What was really awful about this reading was the narrator. I would be really curious to know what the man's mother language is. It doesn't seem to be English since, although his reading was, overall, pleasant enough, his accent was neither typically British nor American nor, indeed, any other of the native accents of English I am familiar with. What's worse, he kept pronouncing "heir" as "hair", sounding the initial "h", which is silent.

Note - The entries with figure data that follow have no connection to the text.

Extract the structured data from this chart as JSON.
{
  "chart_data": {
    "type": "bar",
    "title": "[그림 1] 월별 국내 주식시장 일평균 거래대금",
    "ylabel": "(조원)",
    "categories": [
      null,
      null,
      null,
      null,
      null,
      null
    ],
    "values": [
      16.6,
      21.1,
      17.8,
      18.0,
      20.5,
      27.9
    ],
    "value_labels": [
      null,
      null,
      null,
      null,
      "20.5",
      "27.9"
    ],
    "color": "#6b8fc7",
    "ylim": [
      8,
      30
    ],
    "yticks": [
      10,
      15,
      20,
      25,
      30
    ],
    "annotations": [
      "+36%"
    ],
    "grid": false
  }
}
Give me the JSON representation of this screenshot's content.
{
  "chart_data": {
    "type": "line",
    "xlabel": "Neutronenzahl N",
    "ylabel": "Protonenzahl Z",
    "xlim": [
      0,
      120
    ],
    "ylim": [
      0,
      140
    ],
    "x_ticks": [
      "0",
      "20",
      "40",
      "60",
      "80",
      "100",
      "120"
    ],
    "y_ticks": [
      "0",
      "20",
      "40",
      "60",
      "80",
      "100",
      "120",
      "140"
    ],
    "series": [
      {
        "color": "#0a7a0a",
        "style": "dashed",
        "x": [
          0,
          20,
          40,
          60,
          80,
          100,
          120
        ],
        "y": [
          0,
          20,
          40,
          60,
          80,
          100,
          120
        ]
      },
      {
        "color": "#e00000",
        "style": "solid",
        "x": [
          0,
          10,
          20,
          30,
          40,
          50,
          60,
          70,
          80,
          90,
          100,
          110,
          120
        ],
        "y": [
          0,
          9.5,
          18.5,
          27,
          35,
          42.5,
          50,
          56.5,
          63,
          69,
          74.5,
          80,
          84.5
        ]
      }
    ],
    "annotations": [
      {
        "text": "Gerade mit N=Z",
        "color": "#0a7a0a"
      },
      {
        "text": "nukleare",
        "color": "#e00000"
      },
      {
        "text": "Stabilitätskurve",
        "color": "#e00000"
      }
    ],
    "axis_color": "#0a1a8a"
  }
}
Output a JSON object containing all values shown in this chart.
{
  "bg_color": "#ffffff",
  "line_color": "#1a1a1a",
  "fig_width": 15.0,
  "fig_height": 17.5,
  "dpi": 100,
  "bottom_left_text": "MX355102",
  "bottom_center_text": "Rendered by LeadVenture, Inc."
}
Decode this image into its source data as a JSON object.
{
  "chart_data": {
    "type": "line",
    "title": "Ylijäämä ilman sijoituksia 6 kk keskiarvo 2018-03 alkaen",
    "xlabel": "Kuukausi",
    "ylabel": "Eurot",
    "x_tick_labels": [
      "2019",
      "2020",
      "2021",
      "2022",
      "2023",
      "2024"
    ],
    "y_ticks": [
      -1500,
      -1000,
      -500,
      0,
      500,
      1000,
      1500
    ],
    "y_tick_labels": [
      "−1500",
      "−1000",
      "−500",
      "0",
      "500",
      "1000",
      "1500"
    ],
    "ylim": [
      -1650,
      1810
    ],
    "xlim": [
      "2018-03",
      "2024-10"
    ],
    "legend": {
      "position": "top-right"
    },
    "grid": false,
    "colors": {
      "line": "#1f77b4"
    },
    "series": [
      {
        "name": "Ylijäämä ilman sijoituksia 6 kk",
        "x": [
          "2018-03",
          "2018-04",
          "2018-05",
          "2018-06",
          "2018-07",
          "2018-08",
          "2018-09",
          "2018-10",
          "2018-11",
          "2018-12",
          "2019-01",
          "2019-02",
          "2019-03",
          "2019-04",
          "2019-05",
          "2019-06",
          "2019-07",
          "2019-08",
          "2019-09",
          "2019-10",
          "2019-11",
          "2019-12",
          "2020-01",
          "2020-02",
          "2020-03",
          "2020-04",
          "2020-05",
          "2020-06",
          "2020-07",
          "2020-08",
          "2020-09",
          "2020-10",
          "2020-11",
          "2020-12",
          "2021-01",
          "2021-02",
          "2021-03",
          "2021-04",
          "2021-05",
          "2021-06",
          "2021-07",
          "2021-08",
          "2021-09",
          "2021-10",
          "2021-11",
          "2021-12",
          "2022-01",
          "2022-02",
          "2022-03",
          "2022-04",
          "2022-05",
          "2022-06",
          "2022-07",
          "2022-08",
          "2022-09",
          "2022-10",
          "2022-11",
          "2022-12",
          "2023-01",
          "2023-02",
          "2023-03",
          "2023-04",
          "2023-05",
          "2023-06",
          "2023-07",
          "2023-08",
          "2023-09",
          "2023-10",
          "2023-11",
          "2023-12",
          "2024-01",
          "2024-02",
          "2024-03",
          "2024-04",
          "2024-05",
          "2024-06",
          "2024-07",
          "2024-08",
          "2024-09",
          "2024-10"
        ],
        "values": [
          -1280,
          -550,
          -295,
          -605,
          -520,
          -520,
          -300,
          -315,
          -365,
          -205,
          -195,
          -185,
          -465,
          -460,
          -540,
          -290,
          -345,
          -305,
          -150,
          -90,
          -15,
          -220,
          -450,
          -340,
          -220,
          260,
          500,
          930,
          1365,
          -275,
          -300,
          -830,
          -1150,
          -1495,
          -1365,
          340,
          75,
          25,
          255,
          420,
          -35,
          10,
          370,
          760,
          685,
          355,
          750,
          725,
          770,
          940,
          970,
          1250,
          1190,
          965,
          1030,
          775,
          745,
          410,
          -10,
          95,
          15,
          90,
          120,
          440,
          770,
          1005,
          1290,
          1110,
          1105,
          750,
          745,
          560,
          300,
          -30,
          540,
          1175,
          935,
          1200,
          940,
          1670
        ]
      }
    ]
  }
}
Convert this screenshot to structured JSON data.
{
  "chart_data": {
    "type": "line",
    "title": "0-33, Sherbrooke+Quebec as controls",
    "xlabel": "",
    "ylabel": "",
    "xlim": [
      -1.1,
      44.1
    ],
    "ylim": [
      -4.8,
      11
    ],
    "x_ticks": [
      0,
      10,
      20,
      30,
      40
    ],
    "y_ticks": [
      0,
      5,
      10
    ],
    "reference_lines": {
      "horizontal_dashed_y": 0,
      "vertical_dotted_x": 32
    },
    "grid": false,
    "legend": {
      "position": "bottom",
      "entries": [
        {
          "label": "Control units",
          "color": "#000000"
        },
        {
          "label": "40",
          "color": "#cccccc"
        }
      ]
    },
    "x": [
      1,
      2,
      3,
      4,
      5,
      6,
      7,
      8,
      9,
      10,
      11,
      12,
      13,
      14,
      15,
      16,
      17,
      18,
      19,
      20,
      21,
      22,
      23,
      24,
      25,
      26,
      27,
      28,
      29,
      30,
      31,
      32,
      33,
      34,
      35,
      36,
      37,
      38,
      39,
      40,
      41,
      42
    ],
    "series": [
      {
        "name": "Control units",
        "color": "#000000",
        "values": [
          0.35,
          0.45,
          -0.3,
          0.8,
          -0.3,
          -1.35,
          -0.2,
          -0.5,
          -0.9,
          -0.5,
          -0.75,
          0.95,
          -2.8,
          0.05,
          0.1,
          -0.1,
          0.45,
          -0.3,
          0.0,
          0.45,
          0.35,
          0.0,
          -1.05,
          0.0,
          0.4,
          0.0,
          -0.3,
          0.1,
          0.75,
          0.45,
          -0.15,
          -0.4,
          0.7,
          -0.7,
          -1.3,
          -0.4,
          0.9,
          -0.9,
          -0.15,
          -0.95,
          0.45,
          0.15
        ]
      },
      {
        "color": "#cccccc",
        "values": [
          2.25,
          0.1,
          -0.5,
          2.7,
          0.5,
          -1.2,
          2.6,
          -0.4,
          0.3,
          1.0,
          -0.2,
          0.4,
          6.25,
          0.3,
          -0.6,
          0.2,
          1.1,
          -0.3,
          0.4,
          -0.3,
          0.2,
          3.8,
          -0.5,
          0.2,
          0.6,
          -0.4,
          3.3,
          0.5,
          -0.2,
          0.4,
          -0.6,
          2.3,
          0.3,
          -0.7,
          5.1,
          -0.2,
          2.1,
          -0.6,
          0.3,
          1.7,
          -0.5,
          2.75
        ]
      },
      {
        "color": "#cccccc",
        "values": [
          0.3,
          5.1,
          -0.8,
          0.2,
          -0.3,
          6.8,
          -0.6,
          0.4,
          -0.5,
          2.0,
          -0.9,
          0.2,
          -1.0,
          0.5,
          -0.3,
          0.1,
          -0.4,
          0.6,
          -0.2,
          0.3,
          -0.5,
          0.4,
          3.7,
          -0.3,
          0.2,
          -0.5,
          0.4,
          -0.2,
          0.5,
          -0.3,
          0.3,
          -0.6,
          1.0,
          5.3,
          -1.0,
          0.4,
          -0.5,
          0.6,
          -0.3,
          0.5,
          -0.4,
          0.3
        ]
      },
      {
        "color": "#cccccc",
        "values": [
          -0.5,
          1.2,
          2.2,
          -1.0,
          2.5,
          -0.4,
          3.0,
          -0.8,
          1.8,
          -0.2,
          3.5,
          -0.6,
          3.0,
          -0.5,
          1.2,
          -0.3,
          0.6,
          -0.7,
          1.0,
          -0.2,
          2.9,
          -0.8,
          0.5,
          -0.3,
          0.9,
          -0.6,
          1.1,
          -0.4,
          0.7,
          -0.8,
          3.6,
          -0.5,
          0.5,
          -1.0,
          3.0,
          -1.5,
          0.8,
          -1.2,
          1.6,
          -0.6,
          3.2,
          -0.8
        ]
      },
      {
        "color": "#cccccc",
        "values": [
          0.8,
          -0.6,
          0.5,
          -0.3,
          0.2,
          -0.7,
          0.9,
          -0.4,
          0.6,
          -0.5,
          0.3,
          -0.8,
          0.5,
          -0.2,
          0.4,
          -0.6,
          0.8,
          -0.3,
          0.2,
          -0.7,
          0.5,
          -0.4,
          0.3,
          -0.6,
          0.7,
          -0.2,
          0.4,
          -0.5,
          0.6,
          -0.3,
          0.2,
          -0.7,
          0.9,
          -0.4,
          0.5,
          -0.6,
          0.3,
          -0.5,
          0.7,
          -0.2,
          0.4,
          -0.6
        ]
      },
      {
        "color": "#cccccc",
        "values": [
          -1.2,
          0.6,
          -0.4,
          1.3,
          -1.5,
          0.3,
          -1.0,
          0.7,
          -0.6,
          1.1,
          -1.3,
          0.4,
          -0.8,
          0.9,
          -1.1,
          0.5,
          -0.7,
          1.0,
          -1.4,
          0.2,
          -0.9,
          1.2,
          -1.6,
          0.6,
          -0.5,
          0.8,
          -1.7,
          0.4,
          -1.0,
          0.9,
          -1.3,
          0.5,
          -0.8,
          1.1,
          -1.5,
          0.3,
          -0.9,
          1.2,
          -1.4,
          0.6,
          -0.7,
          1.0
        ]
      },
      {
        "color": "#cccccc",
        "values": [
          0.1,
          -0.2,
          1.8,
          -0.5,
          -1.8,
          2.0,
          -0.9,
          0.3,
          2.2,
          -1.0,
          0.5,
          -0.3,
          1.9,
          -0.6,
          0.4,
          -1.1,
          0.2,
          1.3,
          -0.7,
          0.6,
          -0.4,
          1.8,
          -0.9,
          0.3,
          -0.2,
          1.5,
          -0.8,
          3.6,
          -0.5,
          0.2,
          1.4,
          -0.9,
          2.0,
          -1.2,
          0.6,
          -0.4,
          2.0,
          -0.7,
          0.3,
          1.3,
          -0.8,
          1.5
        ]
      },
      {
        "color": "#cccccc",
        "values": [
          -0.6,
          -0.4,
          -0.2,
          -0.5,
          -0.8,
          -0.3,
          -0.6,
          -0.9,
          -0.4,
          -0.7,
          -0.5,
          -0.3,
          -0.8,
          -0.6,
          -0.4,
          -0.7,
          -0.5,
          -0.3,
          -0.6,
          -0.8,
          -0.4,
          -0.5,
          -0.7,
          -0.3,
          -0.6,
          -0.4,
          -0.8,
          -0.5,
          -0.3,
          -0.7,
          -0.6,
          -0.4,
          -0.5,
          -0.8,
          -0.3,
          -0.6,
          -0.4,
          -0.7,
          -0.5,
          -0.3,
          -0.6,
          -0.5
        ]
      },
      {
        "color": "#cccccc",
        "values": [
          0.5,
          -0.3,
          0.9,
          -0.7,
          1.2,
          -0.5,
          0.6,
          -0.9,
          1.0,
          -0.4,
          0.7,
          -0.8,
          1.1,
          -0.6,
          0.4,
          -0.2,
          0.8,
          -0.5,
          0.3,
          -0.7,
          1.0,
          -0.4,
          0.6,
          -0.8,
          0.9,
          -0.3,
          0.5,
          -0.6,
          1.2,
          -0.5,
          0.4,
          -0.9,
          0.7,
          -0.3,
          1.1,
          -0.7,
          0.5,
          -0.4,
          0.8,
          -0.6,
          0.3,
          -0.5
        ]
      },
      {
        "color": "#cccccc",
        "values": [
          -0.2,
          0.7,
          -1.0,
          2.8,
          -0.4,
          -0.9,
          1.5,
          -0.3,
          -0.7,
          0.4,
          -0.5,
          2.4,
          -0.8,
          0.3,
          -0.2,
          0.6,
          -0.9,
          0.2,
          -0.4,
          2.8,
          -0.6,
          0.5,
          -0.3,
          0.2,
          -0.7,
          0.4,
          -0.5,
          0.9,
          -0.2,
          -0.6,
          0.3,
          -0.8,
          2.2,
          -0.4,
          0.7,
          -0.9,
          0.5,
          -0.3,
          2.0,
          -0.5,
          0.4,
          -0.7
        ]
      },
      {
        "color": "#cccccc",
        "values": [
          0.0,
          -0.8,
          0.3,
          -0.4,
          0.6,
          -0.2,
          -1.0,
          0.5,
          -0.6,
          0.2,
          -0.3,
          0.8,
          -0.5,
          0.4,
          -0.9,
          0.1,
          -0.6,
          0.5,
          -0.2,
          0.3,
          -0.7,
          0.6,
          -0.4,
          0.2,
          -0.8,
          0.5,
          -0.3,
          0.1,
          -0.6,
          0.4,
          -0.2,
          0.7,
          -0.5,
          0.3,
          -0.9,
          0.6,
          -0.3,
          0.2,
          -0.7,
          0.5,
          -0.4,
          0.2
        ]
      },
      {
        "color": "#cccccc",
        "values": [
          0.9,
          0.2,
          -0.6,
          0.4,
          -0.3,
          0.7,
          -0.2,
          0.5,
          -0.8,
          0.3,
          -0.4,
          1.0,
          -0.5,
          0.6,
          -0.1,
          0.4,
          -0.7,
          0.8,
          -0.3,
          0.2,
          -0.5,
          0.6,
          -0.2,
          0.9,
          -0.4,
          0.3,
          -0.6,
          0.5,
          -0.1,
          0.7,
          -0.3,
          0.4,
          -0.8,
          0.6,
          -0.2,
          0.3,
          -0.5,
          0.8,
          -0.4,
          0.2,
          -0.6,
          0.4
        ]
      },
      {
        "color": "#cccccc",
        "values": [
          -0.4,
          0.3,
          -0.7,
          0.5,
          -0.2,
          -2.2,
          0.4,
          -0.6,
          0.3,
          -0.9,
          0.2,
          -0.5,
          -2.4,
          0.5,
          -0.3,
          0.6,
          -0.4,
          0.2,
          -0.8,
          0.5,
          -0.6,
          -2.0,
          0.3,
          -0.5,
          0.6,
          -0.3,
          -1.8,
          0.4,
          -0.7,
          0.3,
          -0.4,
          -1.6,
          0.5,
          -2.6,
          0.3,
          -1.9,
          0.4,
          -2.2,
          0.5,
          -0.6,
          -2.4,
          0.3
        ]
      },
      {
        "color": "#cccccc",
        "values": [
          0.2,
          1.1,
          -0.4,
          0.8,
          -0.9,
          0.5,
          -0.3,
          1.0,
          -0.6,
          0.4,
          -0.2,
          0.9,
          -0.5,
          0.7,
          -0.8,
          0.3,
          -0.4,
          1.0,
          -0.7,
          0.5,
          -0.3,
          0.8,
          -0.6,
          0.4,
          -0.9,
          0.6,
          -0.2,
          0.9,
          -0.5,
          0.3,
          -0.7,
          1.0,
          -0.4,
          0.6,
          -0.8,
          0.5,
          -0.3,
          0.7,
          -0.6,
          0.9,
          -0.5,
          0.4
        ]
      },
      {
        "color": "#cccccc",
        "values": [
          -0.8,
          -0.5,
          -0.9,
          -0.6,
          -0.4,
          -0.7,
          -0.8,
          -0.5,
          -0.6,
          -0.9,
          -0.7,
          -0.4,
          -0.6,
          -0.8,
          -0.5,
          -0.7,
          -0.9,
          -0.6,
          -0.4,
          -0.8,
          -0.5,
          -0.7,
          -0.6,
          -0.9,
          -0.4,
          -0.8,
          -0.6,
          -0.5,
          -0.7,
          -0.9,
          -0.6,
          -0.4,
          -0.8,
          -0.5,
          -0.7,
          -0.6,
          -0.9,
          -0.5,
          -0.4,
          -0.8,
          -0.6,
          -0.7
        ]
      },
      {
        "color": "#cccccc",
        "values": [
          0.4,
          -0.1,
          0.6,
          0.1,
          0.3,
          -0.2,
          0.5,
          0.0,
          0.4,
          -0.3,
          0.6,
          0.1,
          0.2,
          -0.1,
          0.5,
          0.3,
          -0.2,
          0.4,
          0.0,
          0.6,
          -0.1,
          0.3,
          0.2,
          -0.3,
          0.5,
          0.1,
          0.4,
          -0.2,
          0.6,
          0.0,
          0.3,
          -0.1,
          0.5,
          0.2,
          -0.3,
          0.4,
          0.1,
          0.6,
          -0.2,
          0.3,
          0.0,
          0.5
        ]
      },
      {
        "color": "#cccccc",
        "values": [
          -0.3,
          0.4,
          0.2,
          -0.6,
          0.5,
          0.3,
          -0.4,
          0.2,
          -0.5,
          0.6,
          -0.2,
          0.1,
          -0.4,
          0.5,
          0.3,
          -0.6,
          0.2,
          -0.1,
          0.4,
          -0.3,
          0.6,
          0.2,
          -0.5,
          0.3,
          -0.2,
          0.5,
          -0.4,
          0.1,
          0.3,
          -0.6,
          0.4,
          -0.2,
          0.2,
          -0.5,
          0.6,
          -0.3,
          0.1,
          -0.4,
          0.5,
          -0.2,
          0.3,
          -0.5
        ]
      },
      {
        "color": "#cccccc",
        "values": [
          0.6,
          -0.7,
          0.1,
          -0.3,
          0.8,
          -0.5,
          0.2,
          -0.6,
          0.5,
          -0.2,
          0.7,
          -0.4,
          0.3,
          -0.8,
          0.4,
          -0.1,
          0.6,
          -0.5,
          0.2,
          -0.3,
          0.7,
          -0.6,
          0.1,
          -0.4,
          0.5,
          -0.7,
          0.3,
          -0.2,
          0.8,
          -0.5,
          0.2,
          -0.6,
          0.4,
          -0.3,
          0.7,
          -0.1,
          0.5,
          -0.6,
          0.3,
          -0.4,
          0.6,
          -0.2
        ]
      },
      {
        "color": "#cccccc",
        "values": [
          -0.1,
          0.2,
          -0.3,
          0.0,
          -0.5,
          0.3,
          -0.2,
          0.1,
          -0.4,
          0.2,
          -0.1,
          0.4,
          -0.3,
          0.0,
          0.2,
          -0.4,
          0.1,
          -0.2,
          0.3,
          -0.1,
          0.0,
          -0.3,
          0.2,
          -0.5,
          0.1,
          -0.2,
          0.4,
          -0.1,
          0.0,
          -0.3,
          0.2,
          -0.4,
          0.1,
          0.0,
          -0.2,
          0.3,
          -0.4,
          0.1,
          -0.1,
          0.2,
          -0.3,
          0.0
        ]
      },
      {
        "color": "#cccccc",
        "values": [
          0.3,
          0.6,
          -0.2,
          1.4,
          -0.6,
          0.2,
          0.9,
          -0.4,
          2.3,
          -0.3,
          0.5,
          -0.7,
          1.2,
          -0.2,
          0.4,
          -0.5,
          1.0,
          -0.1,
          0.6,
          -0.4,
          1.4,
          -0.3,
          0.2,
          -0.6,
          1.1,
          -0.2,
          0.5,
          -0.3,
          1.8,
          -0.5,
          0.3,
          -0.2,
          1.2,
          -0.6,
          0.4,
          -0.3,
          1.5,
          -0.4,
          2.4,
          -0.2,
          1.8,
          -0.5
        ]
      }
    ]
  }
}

But he can't be French either, since he often, and painfully, mispronounced some French words no native Frenchman (indeed, nor even a foreigner with a sound knowledge of French) would ever mispronounce! One example should suffice: he repeatedly pronounced "Maréchal" (Petain's rank comes up fairly often in the book) "Marekal" reading the "ch" (which should be read "sh") as it if were a "k" (or hard "c") ! Honestly!
As if such mistakes were not annoying enough, every time he read a quote from a Frenchman (and, not surprisingly, there's quite a few of those in the book) he felt obliged to do it in a mock-French accent that made every Frenchman in the book, first and foremost De Gaulle, sound like Inspector Clouzeau!
All in all, as far as I can tell, the book is good for what it purports to be. As I said, this was not the kind of book I was looking for, but that can't be the author's fault. But, the narrator... arrgh!